I don’t think this is about “quantity” of loving. It’s more about difference. You are coming to this relationship with a first time love. He’s bringing a history of loving (and losing) other people. That difference will show itself in many, many ways as you develop this relationship.
Neither of you can erase his history. You shouldn’t. It’s part of what makes him who he is. If he separated amicably but finally from prior loves, it is unreasonable to demand that he cut off all contact.
Of more concern to me than the difference in history is that he continues to show you pictures and talk about his past even though you have told him that it troubles you. It may be that he thinks this will help you get over your jealousy. If that’s his motivation, it is obviously not working. But if he gets something out of making you jealous, it’s a big red flag.

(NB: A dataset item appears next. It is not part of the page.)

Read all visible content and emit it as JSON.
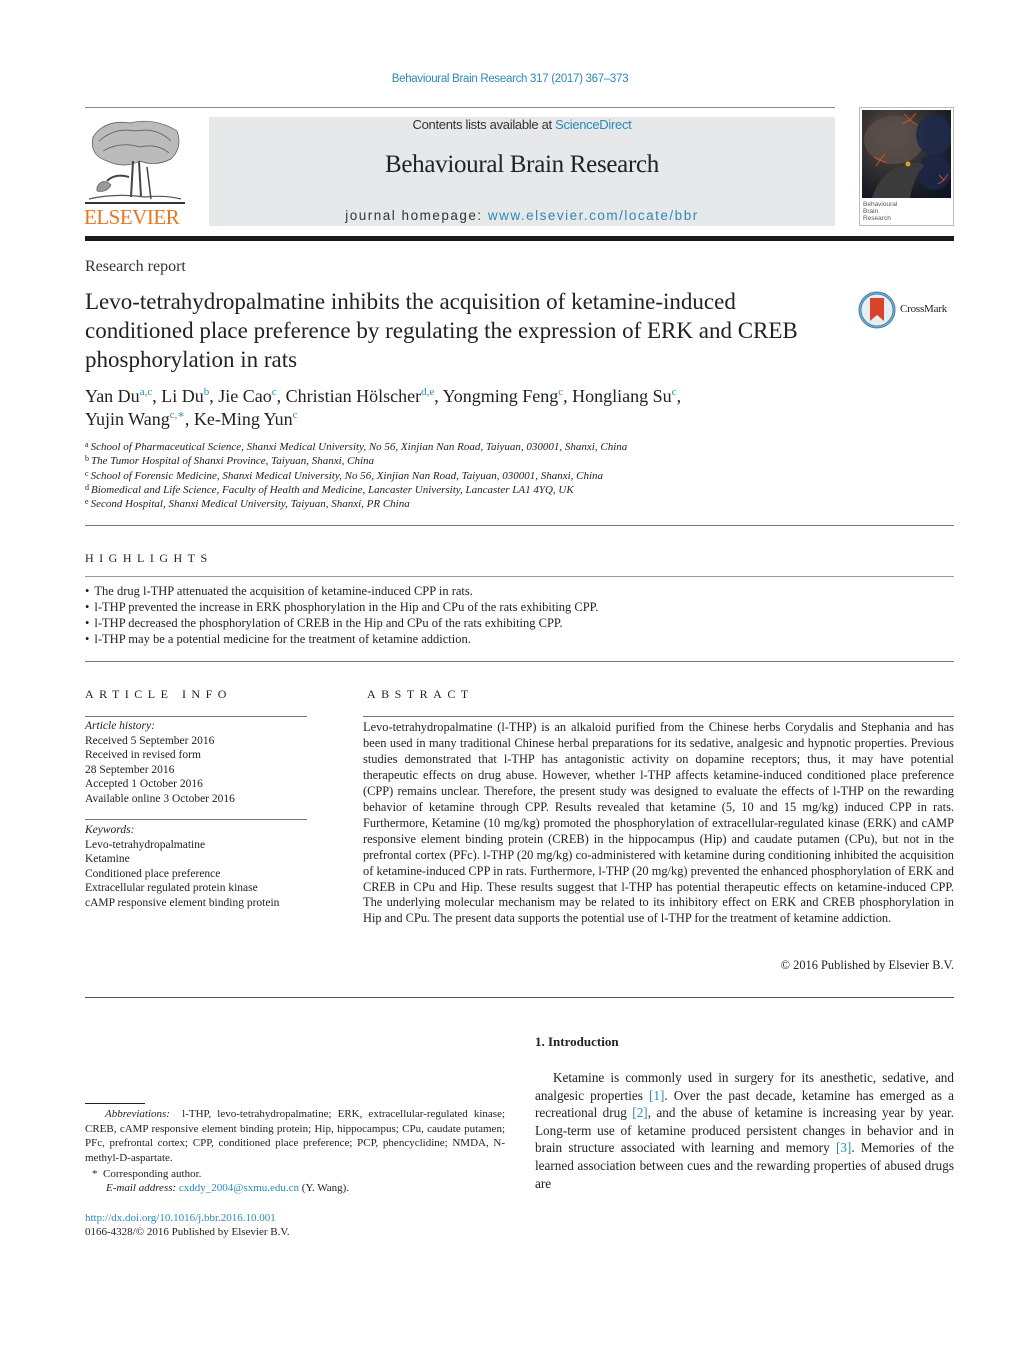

Rather than complain about his behavior, see if you can find out why he persists in doing it. Is this behavior perhaps why other relationships didn’t work out? If so, it’s his issue, not yours. Is he really trying to be helpful? Then he needs to find another way to reassure you.
It’s also true that you may be over-reacting. Without more information, I’m not in a position to say.
What I do know is that it takes two to create this kind of impasse. For that reason, I think a few sessions with a couples counselor is a good idea. A counselor can observe how the two of you interact and can make suggestions for getting past this problem.